Tailscale is a VPN with a generous free tier which lets up to 3 concurrent users access 100 devices on their VPN. Differently from other free VPNs, they give you a lot of freedom, for example you can open any port and host your services. This is awesome if you just need to connect to your computer / server remotely and you do not have control on port-forwarding in the router (which is my situation).
Installing tailscale
Installing tailscale is quite straight forward, there are instructions on their website for each linux distribution.
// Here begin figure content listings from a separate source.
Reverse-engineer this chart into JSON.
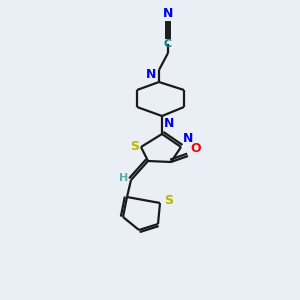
{
  "background_color": "#eaeff5",
  "bond_color": "#1a1a1a",
  "nitrogen_color": "#0000ee",
  "oxygen_color": "#ff0000",
  "sulfur_color": "#b8b800",
  "carbon_nitrile_color": "#008080",
  "hydrogen_color": "#5aadad",
  "figsize": [
    3.0,
    3.0
  ],
  "dpi": 100,
  "xlim": [
    0,
    300
  ],
  "ylim": [
    0,
    300
  ]
}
For debian, the installation looks like this:
- Add Tailscale's package signing key and repository:
curl -fsSL https://pkgs.tailscale.com/stable/debian/bookworm.noarmor.gpg | sudo tee /usr/share/keyrings/tailscale-archive-keyring.gpg >/dev/null curl -fsSL https://pkgs.tailscale.com/stable/debian/bookworm.tailscale-keyring.list | sudo tee /etc/apt/sources.list.d/tailscale.list
- Install Tailscale:
sudo apt-get update sudo apt-get install tailscale
- Connect your machine to your Tailscale network and authenticate in your browser:
sudo tailscale up #+end_src bash - You can find your Tailscale IPv4 address by running: #+begin_src bash tailscale ip -4
Once you installed the application and logged in the platform, you have a dashboard with all your connected machines. Pretty amazing.
I have been using this service all the time to connect to my machines, and I can easily recommend it.